Huelga decir que, comparados con el
fabuloso secreto de G., los secretos que su amante y sus nuevos amigos le
contaban le hacían sonreír, alimentando en él un creciente sentimiento de
superioridad. Pero no era sólo la calidad de la mercancía que él ocultaba lo
que lo hacía sentirse muy por encima de los demás, sino también el mismo hecho
de saber callar, a diferencia de lo que les sucedía a esos individuos, débiles
e incontinentes, que sin cesar esparcían a los cuatro vientos sus anémicos
secretitos. Empezó a ver a sus semejantes como perrillos rastreros incapaces de
reprimir sus ridículos deseos de gustar. Sin haber aprendido a amarlos siquiera
pasó a despreciar a quienes antes tanto había envidiado y a quienes tanto había
anhelado parecerse. Y cuanto más crecía su desprecio tanto mayor era la
sensación de su propia grandeza y tanto mayor también el respeto que le
tributaba el mundo.
Con el tiempo, todo aquello lo
convirtió en un ser monstruosamente feliz y autosatisfecho; ni siquiera se veía
ya tentado de revelar su secreto. Si en algún momento había albergado la
intención de cambiar el mundo para mejor, ahora se decía que el mundo, en su
lamentable estado, era exactamente lo que se merecían sus estúpidos habitantes.
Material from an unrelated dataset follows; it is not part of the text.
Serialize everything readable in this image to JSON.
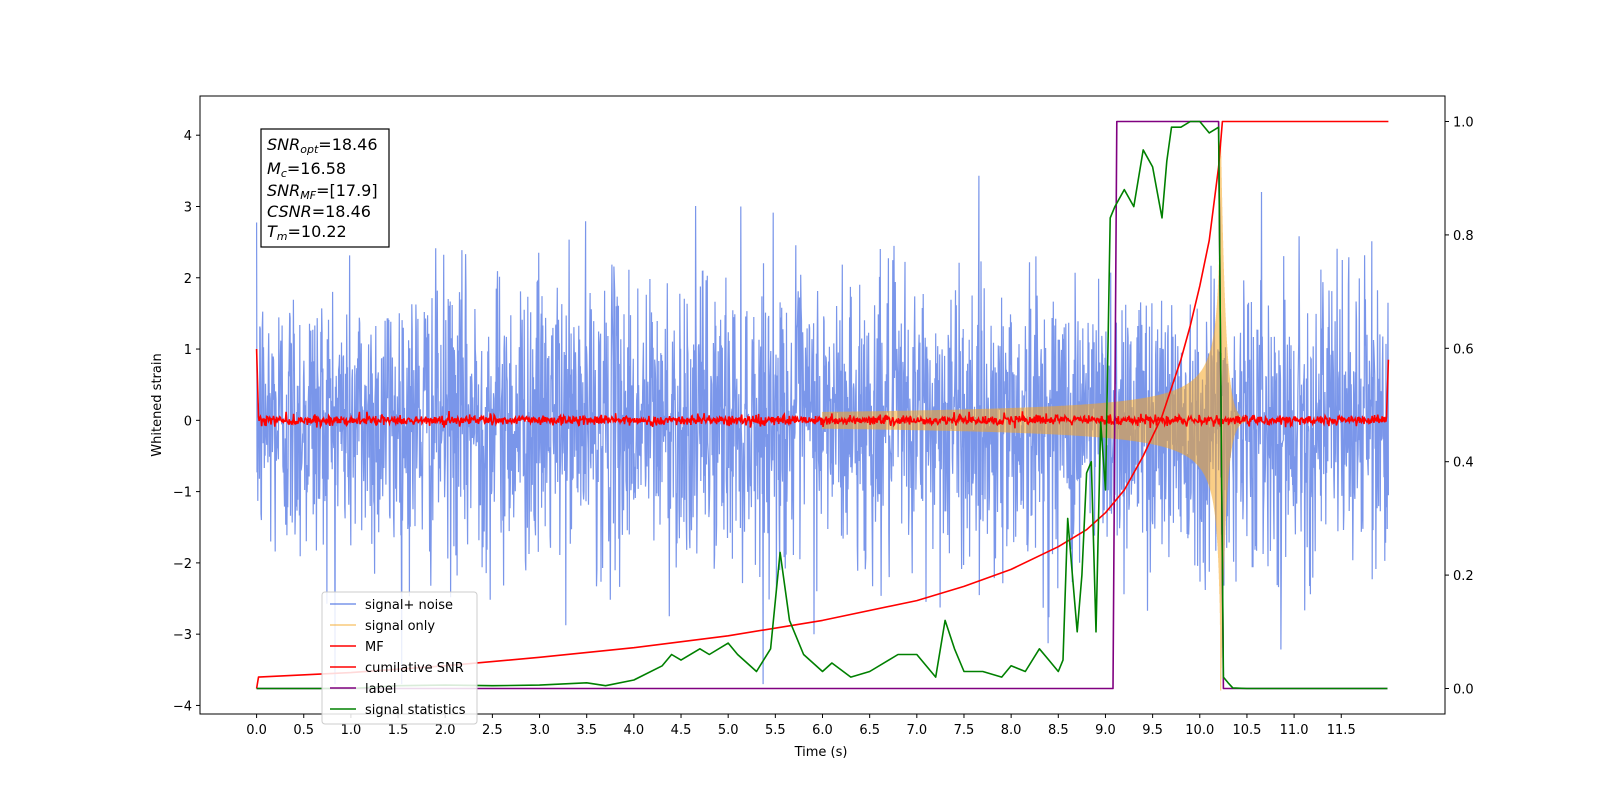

¿Para qué revelar su secreto y restablecer así cierta noción de justicia? En
lugar de eso, se sirvió de la información recibida para extorsionar y
chantajear a los responsables de la trama criminal; con el dinero obtenido creó
lucrativos negocios que lo hicieron inmensamente rico y poderoso y le
permitieron costearse un ejército de guardaespaldas que lo defendieran de las
víctimas de sus extorsiones.
Entre otras múltiples propiedades,
verticales u horizontales, G. se compró el prestigioso hotel de cinco estrellas
a través de cuyo enorme e impresionante vestíbulo se había escabullido un día
como un gorrión asustado en pos de los servicios de caballeros.
Fue en ese hotel donde G. quiso
celebrar con una cena por todo lo alto el décimo aniversario del día en que,
gracias a un par de dry martinis y una oportuna meada, su suerte cambió de
signo. Huelga decir que el centenar de invitados ignoraba lo que su anfitrión
celebraba. Los camareros acababan de servir dry martinis y canapés cuando, de
pronto, G. se subió a la mesa y, en lugar de hacer el discurso explicativo que
todos esperaban, se sacó la polla y orinó haciendo puntería en las copas de sus
invitados.
Fue una buena muerte, sin duda.
Mientras los invitados levantaban las copas y le dedicaban un brindis, un
formidable ataque de risa fulminó a G. Su corazón había reventado de placer.
Su tumba era un panteón fabuloso, de
tamaño muy superior al de la mayoría de las casas donde se hacinan los seres
irrelevantes que no cuentan para nada en este mundo. Claro está que, habida
cuenta del enorme secreto que G. se había llevado consigo a su último
domicilio, el panteón podía incluso resultar pequeño. En cualquier caso, era el
mayor y también el más caro de aquel pequeño y selecto cementerio situado en
una zona residencial. El ostentoso lujo del panteón de G. concitaba la envidia
y el resentimiento de los guardas, entes irrelevantes todos ellos que vivían en
lugares más pequeños que el panteón de G. y que, para mostrar el desdén
infinito que sentían por aquel muerto en particular, iban a mearse allí junto
con los perros que los acompañaban en su tarea de vigilancia.